Lawyers with close ties to the People’s Progressive Party — Charles Ramson and Anil Nandlall — have expressed their legal opinions that the Order made by the Guyana Elections Commission (GECOM) for the commencement of house-to-house registration tomorrow has been made void upon the ruling of the Caribbean Court of Justice (CCJ) that the December 21, 2018 no-confidence motion was properly passed.

While Ramson and Nandlall, in their arguments put forward to Guyana Standard, both agreed that the constitution is supreme and it trumps any other law or Order, the two lawyers presented different points.

Ramson, keeping his say to the point, said that in law, Orders are just like regulations, rules, or proclamations which are just subsidiary legislation/laws.

He said that Article 8 of the Constitution says that the Constitution is the supreme law of Guyana and any other law which is inconsistent with the Constitution is void (not legal or enforceable).

Ramson told Guyana Standard that the Order to commence house-to-house registration does not harmonise with the current mandate of GECOM, which is to prepare for elections in keeping with what the Constitution prescribes in the event of the passage of a no-confidence motion.

Speaking to Guyana Standard in more detail, Nandlall recalled that the CCJ joined GECOM in the no-confidence motion cases specifically because it wanted GECOM to be directly bound by all Orders it will make, recognising GECOM’s pivotal role in the electoral process.

Nandlall noted several orders made by the court regarding the no-confidence motion.

Nandlall referenced, “…[If] upon the passage of this motion of no-confidence in the Government, the clear provisions of Article 106, IMMEDIATELY BECAME ENGAGED.”

He said too that speaking on the provisions of Article 106 of the Constitution of Guyana, the Court said, “Their meaning is clear and it is the responsibility of constitutional actors in Guyana to honour them. Upon the passage of a vote of no-confidence, the Article requires the resignation of the Cabinet, including the President. The Article goes on to state, among other things, that notwithstanding such resignation, the Government shall remain in office and that an election will be held ‘within 3 months’ or such longer period that the National Assembly by resolution supported by not less than two-thirds of the votes of all elected members of the National Assembly…'”

The court said too, “The Guyana Elections Commission has that responsibility to conduct elections and GECOM too MUST abide by the provisions of the Constitution. Given the passage of the no-confidence motion on December 21, 2018, a general election should have been held in Guyana by March 21, 2019, unless a two-thirds majority in the National Assembly had resolved to extend that period. The National Assembly is yet to extend the period. The filing of the court proceedings in January challenging the validity of the no-confidence vote effectively placed matters on pause, but this Court rendered its decision on June 18, 2019. There is no appeal from that judgment.”

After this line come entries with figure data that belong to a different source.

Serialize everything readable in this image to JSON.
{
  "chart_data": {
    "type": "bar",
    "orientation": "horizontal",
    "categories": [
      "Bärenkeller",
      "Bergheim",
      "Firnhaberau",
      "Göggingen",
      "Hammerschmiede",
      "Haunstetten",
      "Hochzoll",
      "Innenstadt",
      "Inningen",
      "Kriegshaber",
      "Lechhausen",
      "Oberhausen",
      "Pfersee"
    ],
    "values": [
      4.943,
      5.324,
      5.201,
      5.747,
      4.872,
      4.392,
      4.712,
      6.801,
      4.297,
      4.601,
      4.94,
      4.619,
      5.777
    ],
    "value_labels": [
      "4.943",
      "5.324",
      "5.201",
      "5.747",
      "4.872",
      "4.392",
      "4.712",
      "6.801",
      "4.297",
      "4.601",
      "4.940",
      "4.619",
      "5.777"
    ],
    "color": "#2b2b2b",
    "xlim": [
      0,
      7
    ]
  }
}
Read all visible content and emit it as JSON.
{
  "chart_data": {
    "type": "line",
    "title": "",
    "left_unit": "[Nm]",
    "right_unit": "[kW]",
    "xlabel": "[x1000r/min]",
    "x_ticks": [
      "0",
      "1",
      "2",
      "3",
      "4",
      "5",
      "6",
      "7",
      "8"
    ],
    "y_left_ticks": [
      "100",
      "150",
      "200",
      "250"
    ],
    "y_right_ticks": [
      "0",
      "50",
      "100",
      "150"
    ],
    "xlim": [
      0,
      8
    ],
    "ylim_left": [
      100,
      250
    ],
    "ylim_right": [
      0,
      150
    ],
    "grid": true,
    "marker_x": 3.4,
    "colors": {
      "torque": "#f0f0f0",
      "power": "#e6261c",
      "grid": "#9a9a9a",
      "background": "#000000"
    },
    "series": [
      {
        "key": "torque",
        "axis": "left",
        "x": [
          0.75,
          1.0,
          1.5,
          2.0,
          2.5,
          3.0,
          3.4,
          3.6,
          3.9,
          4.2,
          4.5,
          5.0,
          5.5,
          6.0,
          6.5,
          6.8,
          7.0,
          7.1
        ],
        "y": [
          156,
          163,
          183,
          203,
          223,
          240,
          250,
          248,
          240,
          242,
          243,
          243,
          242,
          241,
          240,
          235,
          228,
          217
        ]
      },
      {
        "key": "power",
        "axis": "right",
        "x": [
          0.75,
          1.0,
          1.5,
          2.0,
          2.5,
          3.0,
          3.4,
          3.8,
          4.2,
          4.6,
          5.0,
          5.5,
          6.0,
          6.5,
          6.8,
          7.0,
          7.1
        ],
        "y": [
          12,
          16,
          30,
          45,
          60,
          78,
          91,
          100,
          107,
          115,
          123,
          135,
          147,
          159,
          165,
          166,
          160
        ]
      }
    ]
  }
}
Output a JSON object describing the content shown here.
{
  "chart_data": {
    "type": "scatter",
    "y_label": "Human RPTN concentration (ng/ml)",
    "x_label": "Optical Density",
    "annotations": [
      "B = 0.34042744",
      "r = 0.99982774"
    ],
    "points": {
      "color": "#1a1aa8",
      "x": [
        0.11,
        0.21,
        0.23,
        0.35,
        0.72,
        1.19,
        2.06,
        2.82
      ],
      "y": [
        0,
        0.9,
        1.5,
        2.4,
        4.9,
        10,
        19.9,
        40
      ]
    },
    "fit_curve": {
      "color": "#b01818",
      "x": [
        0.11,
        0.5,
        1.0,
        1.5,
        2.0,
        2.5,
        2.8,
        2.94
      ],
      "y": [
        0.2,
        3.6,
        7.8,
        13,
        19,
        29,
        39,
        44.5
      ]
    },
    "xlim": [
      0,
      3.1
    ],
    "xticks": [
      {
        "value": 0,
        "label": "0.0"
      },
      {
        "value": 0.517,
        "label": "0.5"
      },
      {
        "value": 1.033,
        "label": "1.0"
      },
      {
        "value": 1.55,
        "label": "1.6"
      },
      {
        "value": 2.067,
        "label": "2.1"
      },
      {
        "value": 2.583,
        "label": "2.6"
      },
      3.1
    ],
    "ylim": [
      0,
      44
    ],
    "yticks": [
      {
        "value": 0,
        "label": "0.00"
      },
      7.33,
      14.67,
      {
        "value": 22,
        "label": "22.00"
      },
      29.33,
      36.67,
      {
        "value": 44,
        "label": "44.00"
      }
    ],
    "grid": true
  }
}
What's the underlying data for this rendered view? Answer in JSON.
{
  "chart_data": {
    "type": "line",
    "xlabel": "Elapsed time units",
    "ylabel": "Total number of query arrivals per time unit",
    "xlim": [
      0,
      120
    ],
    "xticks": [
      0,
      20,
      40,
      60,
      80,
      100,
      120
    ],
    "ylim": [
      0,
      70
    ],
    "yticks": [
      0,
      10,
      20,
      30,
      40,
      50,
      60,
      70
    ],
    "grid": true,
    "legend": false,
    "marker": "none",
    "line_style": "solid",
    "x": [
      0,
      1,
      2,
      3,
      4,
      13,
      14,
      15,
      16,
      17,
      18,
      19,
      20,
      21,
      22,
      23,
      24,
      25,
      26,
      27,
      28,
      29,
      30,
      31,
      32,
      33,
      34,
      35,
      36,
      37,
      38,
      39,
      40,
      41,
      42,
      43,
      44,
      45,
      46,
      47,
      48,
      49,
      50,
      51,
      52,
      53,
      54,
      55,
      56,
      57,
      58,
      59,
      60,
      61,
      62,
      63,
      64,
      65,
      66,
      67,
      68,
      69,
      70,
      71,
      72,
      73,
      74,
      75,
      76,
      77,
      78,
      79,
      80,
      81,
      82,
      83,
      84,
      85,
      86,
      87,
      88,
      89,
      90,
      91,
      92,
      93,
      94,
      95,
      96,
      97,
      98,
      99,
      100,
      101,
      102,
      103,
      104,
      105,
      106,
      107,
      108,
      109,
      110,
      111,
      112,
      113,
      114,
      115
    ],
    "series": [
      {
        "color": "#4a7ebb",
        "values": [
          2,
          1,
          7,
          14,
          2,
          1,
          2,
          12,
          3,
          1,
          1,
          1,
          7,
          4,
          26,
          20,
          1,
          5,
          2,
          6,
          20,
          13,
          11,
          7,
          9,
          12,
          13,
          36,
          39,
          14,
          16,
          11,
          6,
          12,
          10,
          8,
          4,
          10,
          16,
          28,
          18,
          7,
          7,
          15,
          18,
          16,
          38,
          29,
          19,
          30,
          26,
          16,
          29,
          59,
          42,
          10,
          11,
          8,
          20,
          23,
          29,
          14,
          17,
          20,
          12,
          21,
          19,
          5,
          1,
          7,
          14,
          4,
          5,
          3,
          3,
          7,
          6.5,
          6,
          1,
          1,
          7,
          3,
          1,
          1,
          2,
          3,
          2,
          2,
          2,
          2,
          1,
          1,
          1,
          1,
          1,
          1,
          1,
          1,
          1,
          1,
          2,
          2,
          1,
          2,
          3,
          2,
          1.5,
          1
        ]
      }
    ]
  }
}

The Court further exhorted that the relevant political actors be guided by constitutional imperatives and expressed the hope that these “bodies and personages will exercise their responsibilities with integrity and in keeping with the unambiguous provisions of the Constitution bearing in mind that the no-confidence motion was validly passed as long ago as 21 December 2018.” Again, at paragraph (8) of the judgment, the CCJ reiterates for emphasis, “the three-month deadline…for the holding of fresh elections.”